Nunca imaginei que um dia subiria ao palco do Theatro São Pedro, mas aconteceu – é a literatura cumprindo a promessa de me levar onde nunca estive. Mesmo não sendo atriz, “contracenei” com o psicanalista Christian Dunker durante a gravação comemorativa dos 20 anos do programa Café Filosófico, onde debatemos, diante de numerosa plateia, um tema que a todos interessa: o amor.
Durante a nossa troca de reflexões, condenei a antiga cultura dos contos de fada, que apresentava o amor como salvação da vida de sonsas princesas. Uma vez despertadas por um beijo, elas se acomodavam a um enigmático “pra sempre” que antecipava o ponto final de suas histórias, como se a partir dali nada de mais interessante pudesse acontecer. Este romantismo nunca foi aliado do amor: colocou na cabeça das mulheres que se elas não cumprissem a missão de formar um par, de pouco valeriam.
Hoje, personagens guerreiras e ativistas substituíram as princesas como modelos de heroínas, e ninguém mais elege o “pra sempre” como meta – o que tem que durar é o entusiasmo em realizar os próprios desejos, que mudam com o tempo.

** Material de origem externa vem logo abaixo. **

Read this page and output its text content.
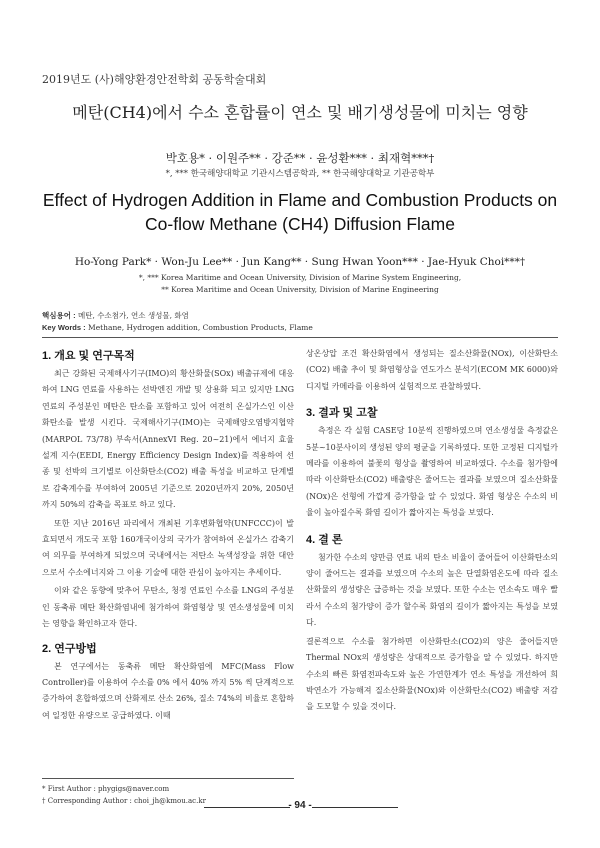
2019년도 (사)해양환경안전학회 공동학술대회
메탄(CH4)에서 수소 혼합률이 연소 및 배기생성물에 미치는 영향
박호용* · 이원주** · 강준** · 윤성환*** · 최재혁***†
*, *** 한국해양대학교 기관시스템공학과, ** 한국해양대학교 기관공학부
Effect of Hydrogen Addition in Flame and Combustion Products on Co-flow Methane (CH4) Diffusion Flame
Ho-Yong Park* · Won-Ju Lee** · Jun Kang** · Sung Hwan Yoon*** · Jae-Hyuk Choi***†
*, *** Korea Maritime and Ocean University, Division of Marine System Engineering,
** Korea Maritime and Ocean University, Division of Marine Engineering
핵심용어 : 메탄, 수소첨가, 연소 생성물, 화염
Key Words : Methane, Hydrogen addition, Combustion Products, Flame
1. 개요 및 연구목적

최근 강화된 국제해사기구(IMO)의 황산화물(SOx) 배출규제에 대응하여 LNG 연료를 사용하는 선박엔진 개발 및 상용화 되고 있지만 LNG 연료의 주성분인 메탄은 탄소를 포함하고 있어 여전히 온실가스인 이산화탄소를 발생 시킨다. 국제해사기구(IMO)는 국제해양오염방지협약(MARPOL 73/78) 부속서(AnnexVI Reg. 20~21)에서 에너지 효율 설계 지수(EEDI, Energy Efficiency Design Index)를 적용하여 선종 및 선박의 크기별로 이산화탄소(CO2) 배출 특성을 비교하고 단계별로 감축계수를 부여하여 2005년 기준으로 2020년까지 20%, 2050년까지 50%의 감축을 목표로 하고 있다.

또한 지난 2016년 파리에서 개최된 기후변화협약(UNFCCC)이 발효되면서 개도국 포함 160개국이상의 국가가 참여하여 온실가스 감축기여 의무를 부여하게 되었으며 국내에서는 저탄소 녹색성장을 위한 대안으로서 수소에너지와 그 이용 기술에 대한 관심이 높아지는 추세이다.

이와 같은 동향에 맞추어 무탄소, 청정 연료인 수소를 LNG의 주성분인 동축류 메탄 확산화염내에 첨가하여 화염형상 및 연소생성물에 미치는 영향을 확인하고자 한다.

2. 연구방법

본 연구에서는 동축류 메탄 확산화염에 MFC(Mass Flow Controller)를 이용하여 수소를 0% 에서 40% 까지 5% 씩 단계적으로 증가하여 혼합하였으며 산화제로 산소 26%, 질소 74%의 비율로 혼합하여 일정한 유량으로 공급하였다. 이때

상온상압 조건 확산화염에서 생성되는 질소산화물(NOx), 이산화탄소(CO2) 배출 추이 및 화염형상을 연도가스 분석기(ECOM MK 6000)와 디지털 카메라를 이용하여 실험적으로 관찰하였다.

3. 결과 및 고찰

측정은 각 실험 CASE당 10분씩 진행하였으며 연소생성물 측정값은 5분~10분사이의 생성된 양의 평균을 기록하였다. 또한 고정된 디지털카메라를 이용하여 불꽃의 형상을 촬영하여 비교하였다. 수소를 첨가함에 따라 이산화탄소(CO2) 배출량은 줄어드는 결과를 보였으며 질소산화물(NOx)은 선형에 가깝게 증가함을 알 수 있었다. 화염 형상은 수소의 비율이 높아질수록 화염 길이가 짧아지는 특성을 보였다.

4. 결 론

첨가한 수소의 양만큼 연료 내의 탄소 비율이 줄어들어 이산화탄소의 양이 줄어드는 결과를 보였으며 수소의 높은 단열화염온도에 따라 질소 산화물의 생성량은 급증하는 것을 보였다. 또한 수소는 연소속도 매우 빨라서 수소의 첨가양이 증가 할수록 화염의 길이가 짧아지는 특성을 보였다.

결론적으로 수소를 첨가하면 이산화탄소(CO2)의 양은 줄어들지만 Thermal NOx의 생성량은 상대적으로 증가함을 알 수 있었다. 하지만 수소의 빠른 화염전파속도와 높은 가연한계가 연소 특성을 개선하여 희박연소가 가능해져 질소산화물(NOx)와 이산화탄소(CO2) 배출량 저감을 도모할 수 있을 것이다.

* First Author : phygigs@naver.com
† Corresponding Author : choi_jh@kmou.ac.kr	- 94 -
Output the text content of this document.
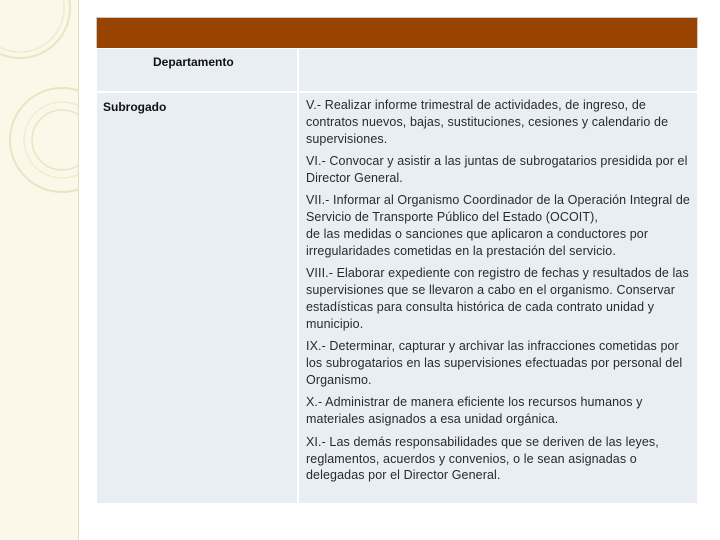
Departamento
Subrogado	V.- Realizar informe trimestral de actividades, de ingreso, de contratos nuevos, bajas, sustituciones, cesiones y calendario de supervisiones.
VI.- Convocar y asistir a las juntas de subrogatarios presidida por el Director General.
VII.- Informar al Organismo Coordinador de la Operación Integral de Servicio de Transporte Público del Estado (OCOIT),
de las medidas o sanciones que aplicaron a conductores por irregularidades cometidas en la prestación del servicio.
VIII.- Elaborar expediente con registro de fechas y resultados de las supervisiones que se llevaron a cabo en el organismo. Conservar estadísticas para consulta histórica de cada contrato unidad y municipio.
IX.- Determinar, capturar y archivar las infracciones cometidas por los subrogatarios en las supervisiones efectuadas por personal del Organismo.
X.- Administrar de manera eficiente los recursos humanos y materiales asignados a esa unidad orgánica.
XI.- Las demás responsabilidades que se deriven de las leyes, reglamentos, acuerdos y convenios, o le sean asignadas o delegadas por el Director General.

Não é o fim do amor, e sim um recomeço menos idealizado. O amor sem o dramalhão incluído. O amor como recompensa por diminuirmos a ansiedade e buscarmos autoconhecimento e autoestima, que é o que faz o amor se aproximar. Sem rufar de tambores.
A meu ver, a melhor frase da noite não foi minha nem de Dunker, mas a do publicitário e poeta Marcelo Pires, que durante uma pergunta dirigida a nós sobre a razão deste sentimento ser tão superlativo, conjecturou: “Às vezes, parece que o amor atrapalha o amar”.
Exato. Se nossa solidão tivesse o mesmo prestígio que namoros e casamentos, não cederíamos à cobrança de “ter que” amar alguém, as relações seriam mais espontâneas.
Se o amor romântico descesse do pedestal em que foi colocado e circulasse no meio da multidão, não seria tão divinizado. O amor ainda é visto como coisa de Deus e o sexo como coisa do Diabo. Só que é do sexo o encargo de manter a continuidade da espécie, então o amor tornou-se um álibi providencial para que o processo pareça sublime, em vez de obsceno. O amor como elevação dos hábitos mundanos.
Bonito, mas prefiro o amor rés do chão, mais maduro e livre. A simples alegria de estar junto, a dispensa do grude, a paciência com as diferenças do outro, planos imediatos em vez de aposta na eternidade, o apoio necessário, a amizade erótica prevalecendo sobre os desatinos. Algum sofrimento surge, mas os momentos difíceis não precisam ser glorificados como sacrifícios inerentes ao amor. Zero tolerância para a violência, bom humor, mesa farta e, se for imprescindível alguma coisa grandiosa que inspire um poema épico, que seja o rótulo do vinho.